I ploughed on regardless. ‘Texts and emails can be intercepted. And I bet you’ve got something like FMF on there so you and your pals can all keep track of each other. That’s why I need the cellphones. You’ll be off the grid for a while. Twenty-four hours or so. You’ll live.’ That was meant for Myles. He didn’t seem convinced human survival was possible without Pokemon Go or Minecraft or whatever was the current jeu du jour. ‘I’ll give you the SIM cards for safe keeping.’
Nobody moved.
‘I can’t force you to hand them over. I can only advise you on the best course of action, Mrs Irwin. And you are paying for that advice.’
Konrad broke the resulting silence, his voice low and urgent. ‘When we turned up here, someone had murdered the driver who delivered the car. I think it’s fair to say that whoever that
was knows you are here. It’s a good idea not to make it easy for them. Phones make it easy, believe you me.’
I cursed myself for not discussing with Konrad how – even if – to break the news to the client. But I had to admit it was more effective than my attempt at phone fear.
‘It’s true,’ I said glumly. ‘Bullet to the head.’
‘Get the fuck out of here,’ said Myles, as if Konrad had just told him I had four nipples rather than a man had been murdered. I wouldn’t have broken it to them quite like he had – if at all, there, on that beach – but that cat was out of the bag now and scampering down the road.
‘That’s very much what I’d like us to do,’ I said, brushing hair from my face as the breeze strengthened. Maybe it was the situation, and the body nearby, but the air seemed distinctly chill now. ‘We need to get out of here, ma’am. And we need to stay secure.’
‘Give her your phone, Myles,’ Mrs Irwin said. ‘They know what they are doing.’
From the corner of my eye I saw a light out at sea, sweeping as if searching for something. ‘How reliable were the crew?’ I asked her.
‘Considering what I tipped them, they’d better be damned reliable.’
That didn’t sound much like a ringing endorsement to me. Money doesn’t buy loyalty. Well, it does until a thicker wallet walks through the door. Or the cops. I picked up the two cases. ‘We should get a move on.’
I ushered them, One Man and His Dog style, up the beach.
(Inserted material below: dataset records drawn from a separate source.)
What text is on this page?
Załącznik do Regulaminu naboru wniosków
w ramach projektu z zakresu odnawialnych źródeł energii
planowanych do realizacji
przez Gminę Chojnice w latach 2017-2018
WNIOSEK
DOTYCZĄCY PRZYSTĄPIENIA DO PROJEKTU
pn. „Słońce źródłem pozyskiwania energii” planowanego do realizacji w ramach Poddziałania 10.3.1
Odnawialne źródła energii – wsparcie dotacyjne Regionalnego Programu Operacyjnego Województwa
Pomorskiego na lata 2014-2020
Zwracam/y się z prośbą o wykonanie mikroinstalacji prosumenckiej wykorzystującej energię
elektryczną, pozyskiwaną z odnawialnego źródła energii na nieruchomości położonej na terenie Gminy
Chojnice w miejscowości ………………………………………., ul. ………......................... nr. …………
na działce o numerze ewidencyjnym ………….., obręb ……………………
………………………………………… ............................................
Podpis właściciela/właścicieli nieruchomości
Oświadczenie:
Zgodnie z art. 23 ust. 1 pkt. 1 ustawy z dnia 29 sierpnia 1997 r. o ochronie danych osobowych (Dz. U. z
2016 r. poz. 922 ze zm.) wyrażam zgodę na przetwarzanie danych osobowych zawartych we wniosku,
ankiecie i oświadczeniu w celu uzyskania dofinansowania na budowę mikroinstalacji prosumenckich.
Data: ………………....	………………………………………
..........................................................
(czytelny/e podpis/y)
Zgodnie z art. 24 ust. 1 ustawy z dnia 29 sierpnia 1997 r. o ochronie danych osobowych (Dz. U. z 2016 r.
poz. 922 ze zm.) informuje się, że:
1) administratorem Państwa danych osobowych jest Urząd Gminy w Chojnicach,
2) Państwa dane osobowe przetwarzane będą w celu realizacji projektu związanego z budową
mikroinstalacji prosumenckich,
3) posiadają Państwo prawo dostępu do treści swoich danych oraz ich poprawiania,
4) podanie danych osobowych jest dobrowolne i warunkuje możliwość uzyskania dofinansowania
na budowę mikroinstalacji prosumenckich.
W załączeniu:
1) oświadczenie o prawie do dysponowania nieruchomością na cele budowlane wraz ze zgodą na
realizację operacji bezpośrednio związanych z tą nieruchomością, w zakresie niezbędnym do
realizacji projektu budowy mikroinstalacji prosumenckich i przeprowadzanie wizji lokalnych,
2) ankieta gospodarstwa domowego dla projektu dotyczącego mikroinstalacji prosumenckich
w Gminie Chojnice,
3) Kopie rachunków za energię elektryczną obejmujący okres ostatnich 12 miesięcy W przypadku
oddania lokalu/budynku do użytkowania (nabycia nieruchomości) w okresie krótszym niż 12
Konrad hung back, alternating between watching our backs and checking nobody was blocking our fronts. How he could see much through those bloody sunglasses beat me. But something about his body language – and the gun in his right hand, held close against his body so as not to draw attention to it – reassured me a little.
‘Hold up.’
We waited in a breeze that had matured into a wind as Konrad performed his inspection routine on the car.
‘What’s he looking for?’ Myles asked.
‘He lost his lucky rabbit’s foot,’ I said.
‘I’d thank you not to be quite so sardonic with my son,’ said Mrs Irwin.